Jordan Spieth then enjoyed a golden spell with three majors spanning 2015 to 2017 but has since tumbled down the rankings and is trying to rediscover his form aged 27.
"I think the game is getting better, younger," Spieth said before the start of the PGA Championship at Harding Park, San Francisco.
He wondered if the closed door nature of the event due to the coronavirus would help ease the pressure but singled out - in America at least - the high level of college golf as a significant change in a game which previously required years of experience.
Morikawa, 23, is not flawless. He made headlines in June after all for losing a play-off by missing a metre-long putt.
But in just his second major tournament, he built a consistent foundation and finished a stunning six-under 64 to win by two shots.
"When I woke up today, I was like, this is meant to be," he said. "This is where I feel very comfortable. This is where I want to be, and I'm not scared from it.

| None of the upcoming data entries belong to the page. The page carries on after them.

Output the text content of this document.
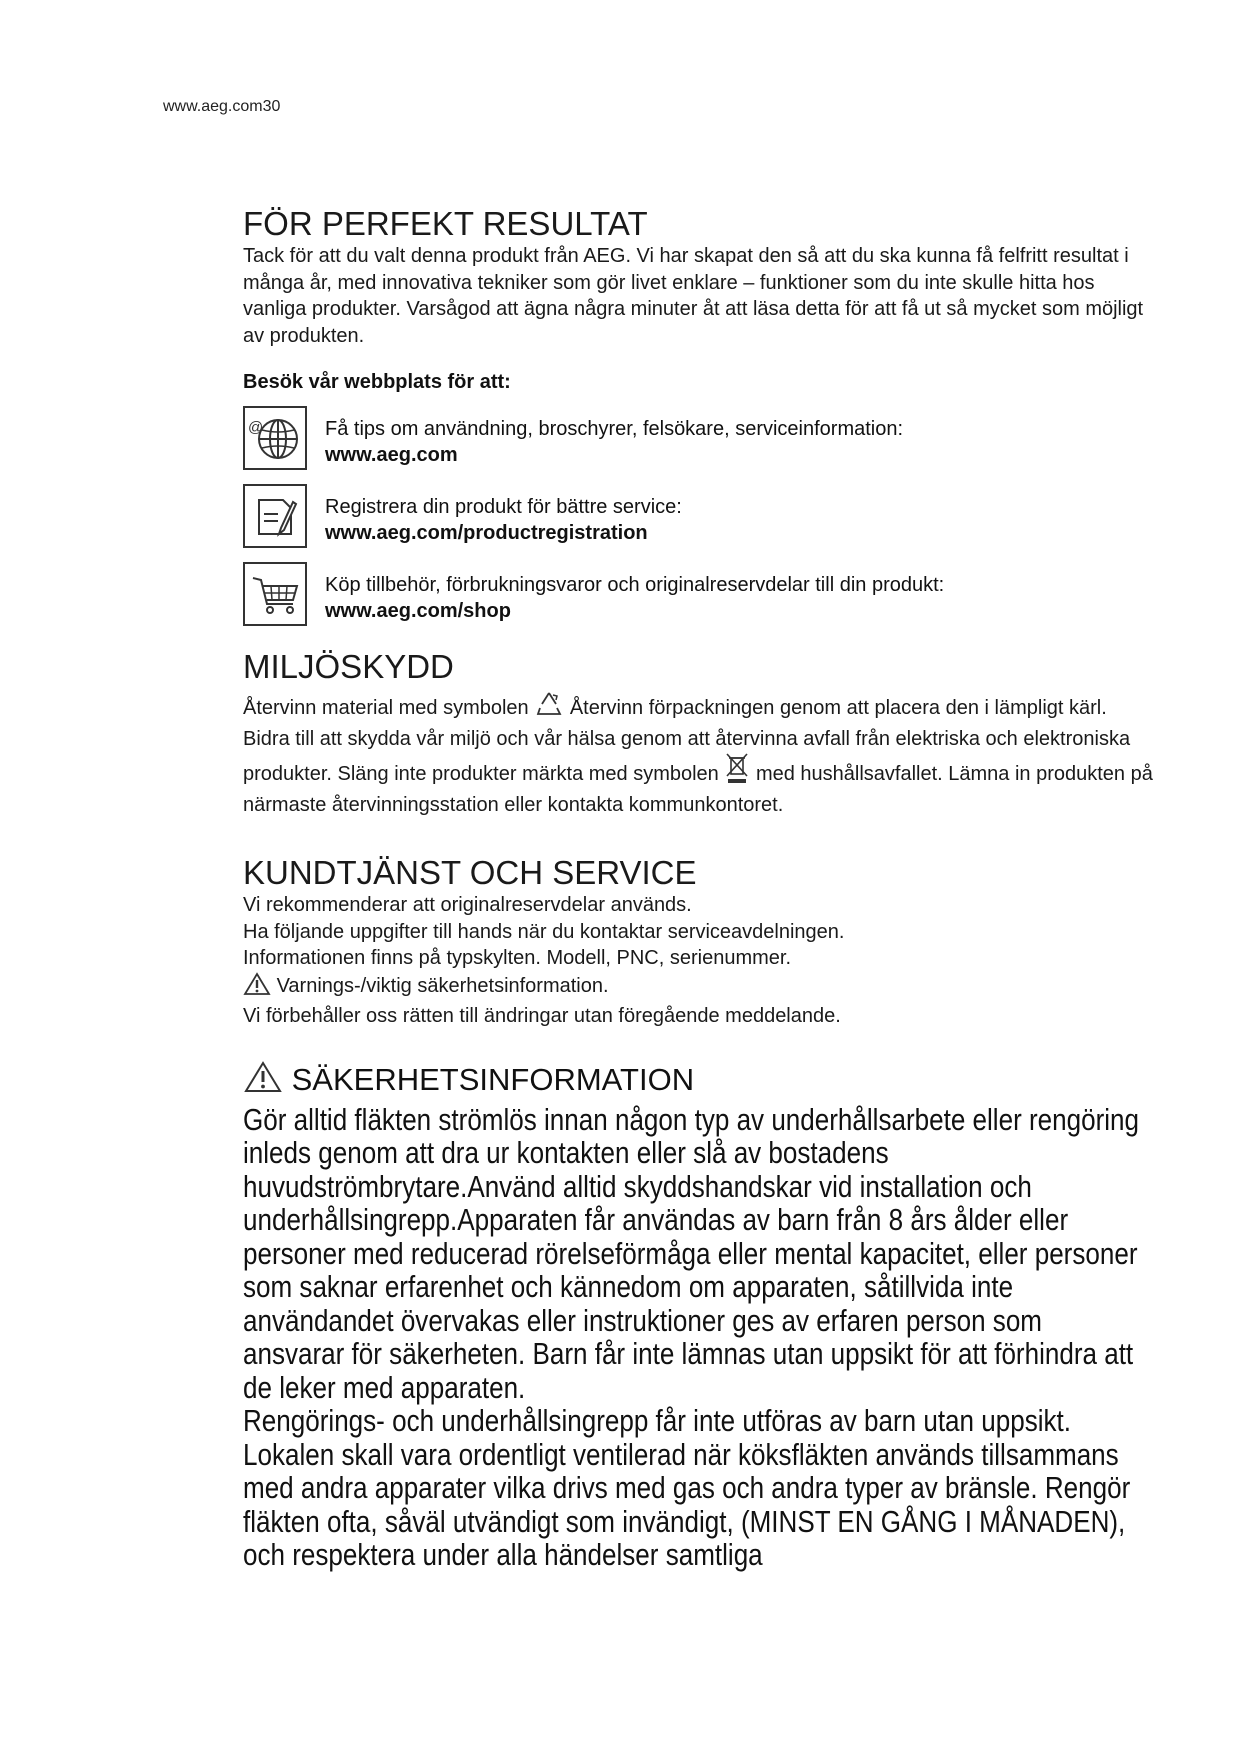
www.aeg.com30
FÖR PERFEKT RESULTAT

Tack för att du valt denna produkt från AEG. Vi har skapat den så att du ska kunna få felfritt resultat i många år, med innovativa tekniker som gör livet enklare – funktioner som du inte skulle hitta hos vanliga produkter. Varsågod att ägna några minuter åt att läsa detta för att få ut så mycket som möjligt av produkten.

Besök vår webbplats för att:
@	Få tips om användning, broschyrer, felsökare, serviceinformation:
www.aeg.com
Registrera din produkt för bättre service:
www.aeg.com/productregistration
Köp tillbehör, förbrukningsvaror och originalreservdelar till din produkt:
www.aeg.com/shop
MILJÖSKYDD

Återvinn material med symbolen Återvinn förpackningen genom att placera den i lämpligt kärl.

Bidra till att skydda vår miljö och vår hälsa genom att återvinna avfall från elektriska och elektroniska produkter. Släng inte produkter märkta med symbolen med hushållsavfallet. Lämna in produkten på närmaste återvinningsstation eller kontakta kommunkontoret.

KUNDTJÄNST OCH SERVICE

Vi rekommenderar att originalreservdelar används.

Ha följande uppgifter till hands när du kontaktar serviceavdelningen.

Informationen finns på typskylten. Modell, PNC, serienummer.

Varnings-/viktig säkerhetsinformation.

Vi förbehåller oss rätten till ändringar utan föregående meddelande.

SÄKERHETSINFORMATION

Gör alltid fläkten strömlös innan någon typ av underhållsarbete eller rengöring inleds genom att dra ur kontakten eller slå av bostadens huvudströmbrytare.Använd alltid skyddshandskar vid installation och underhållsingrepp.Apparaten får användas av barn från 8 års ålder eller personer med reducerad rörelseförmåga eller mental kapacitet, eller personer som saknar erfarenhet och kännedom om apparaten, såtillvida inte användandet övervakas eller instruktioner ges av erfaren person som ansvarar för säkerheten. Barn får inte lämnas utan uppsikt för att förhindra att de leker med apparaten.

Rengörings- och underhållsingrepp får inte utföras av barn utan uppsikt. Lokalen skall vara ordentligt ventilerad när köksfläkten används tillsammans med andra apparater vilka drivs med gas och andra typer av bränsle. Rengör fläkten ofta, såväl utvändigt som invändigt, (MINST EN GÅNG I MÅNADEN), och respektera under alla händelser samtliga
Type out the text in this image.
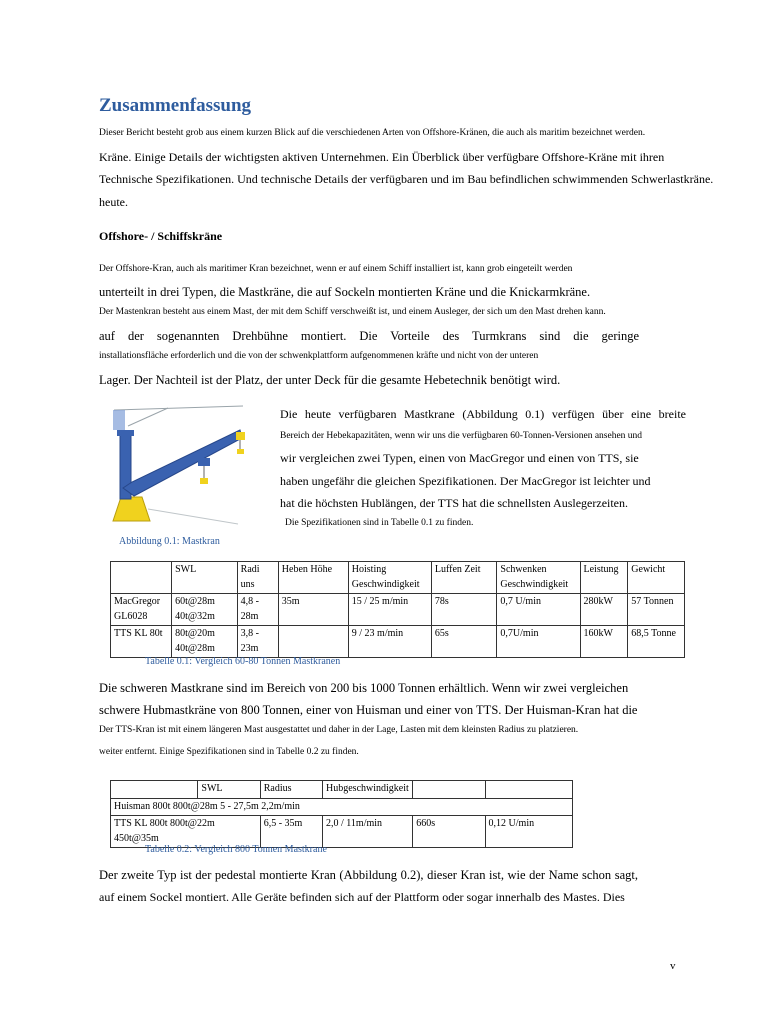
Zusammenfassung
Dieser Bericht besteht grob aus einem kurzen Blick auf die verschiedenen Arten von Offshore-Kränen, die auch als maritim bezeichnet werden.
Kräne. Einige Details der wichtigsten aktiven Unternehmen. Ein Überblick über verfügbare Offshore-Kräne mit ihren
Technische Spezifikationen. Und technische Details der verfügbaren und im Bau befindlichen schwimmenden Schwerlastkräne.
heute.
Offshore- / Schiffskräne
Der Offshore-Kran, auch als maritimer Kran bezeichnet, wenn er auf einem Schiff installiert ist, kann grob eingeteilt werden
unterteilt in drei Typen, die Mastkräne, die auf Sockeln montierten Kräne und die Knickarmkräne.
Der Mastenkran besteht aus einem Mast, der mit dem Schiff verschweißt ist, und einem Ausleger, der sich um den Mast drehen kann.
auf der sogenannten Drehbühne montiert. Die Vorteile des Turmkrans sind die geringe
installationsfläche erforderlich und die von der schwenkplattform aufgenommenen kräfte und nicht von der unteren
Lager. Der Nachteil ist der Platz, der unter Deck für die gesamte Hebetechnik benötigt wird.
Abbildung 0.1: Mastkran
Die heute verfügbaren Mastkrane (Abbildung 0.1) verfügen über eine breite
Bereich der Hebekapazitäten, wenn wir uns die verfügbaren 60-Tonnen-Versionen ansehen und
wir vergleichen zwei Typen, einen von MacGregor und einen von TTS, sie
haben ungefähr die gleichen Spezifikationen. Der MacGregor ist leichter und
hat die höchsten Hublängen, der TTS hat die schnellsten Auslegerzeiten.
Die Spezifikationen sind in Tabelle 0.1 zu finden.
	SWL	Radi uns	Heben Höhe	Hoisting Geschwindigkeit	Luffen Zeit	Schwenken Geschwindigkeit	Leistung	Gewicht
MacGregor GL6028	60t@28m 40t@32m	4,8 - 28m	35m	15 / 25 m/min	78s	0,7 U/min	280kW	57 Tonnen
TTS KL 80t	80t@20m 40t@28m	3,8 - 23m		9 / 23 m/min	65s	0,7U/min	160kW	68,5 Tonne
Tabelle 0.1: Vergleich 60-80 Tonnen Mastkranen
Die schweren Mastkrane sind im Bereich von 200 bis 1000 Tonnen erhältlich. Wenn wir zwei vergleichen
schwere Hubmastkräne von 800 Tonnen, einer von Huisman und einer von TTS. Der Huisman-Kran hat die
Der TTS-Kran ist mit einem längeren Mast ausgestattet und daher in der Lage, Lasten mit dem kleinsten Radius zu platzieren.
weiter entfernt. Einige Spezifikationen sind in Tabelle 0.2 zu finden.
	SWL	Radius	Hubgeschwindigkeit		
Huisman 800t 800t@28m 5 - 27,5m 2,2m/min					
TTS KL 800t 800t@22m 450t@35m		6,5 - 35m	2,0 / 11m/min	660s	0,12 U/min
Tabelle 0.2: Vergleich 800 Tonnen Mastkrane
Der zweite Typ ist der pedestal montierte Kran (Abbildung 0.2), dieser Kran ist, wie der Name schon sagt,
auf einem Sockel montiert. Alle Geräte befinden sich auf der Plattform oder sogar innerhalb des Mastes. Dies
v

"I think if I was scared from it, the last few holes would have been a little different, but you want to be in this position."
Morikawa chipped in at the 14th after an earlier lucky bounce but it was his decision to go for the green at the drivable par-four 16th, which brought a shot for the ages and set up the eagle which effectively won the tournament.
"I'm sure it was a split between hitting iron and going for it," he said. "Why not hit a great driver? Why not hit that little left-to-right shot with the wind helping off the left?
"I just needed that one bounce to go forward, and it did, and those are shots that you've got to take opportunities. That's what really separated me."
Morikawa was playing with Paul Casey, two decades his senior, and the Englishman who finished tied for second with Dustin Johnson said his playing partner's triumph was no surprise.
"We could just tell," he said. "Those of us who knew, knew that was the cat ... he's the one.
"Even if the media weren't talking ... that's where we were focusing our attention. And we weren't wrong."
Out of the 12 top-10 finishers, six are under 30 years old while there were four aged 25 or under including Matthew Wolff at just 21.
Justin Rose, the second eldest in the top 10 at 40, made his own prodigious breakthrough at the 1998 Open Championship as a 17-year-old. He is now described by the PGA Championship website as a "grizzled veteran."
The next major of the rearranged coronavirus season is the US Open at Winged Foot, New York, September 17-20. The Masters is November 12-15 while the Open Championship was cancelled.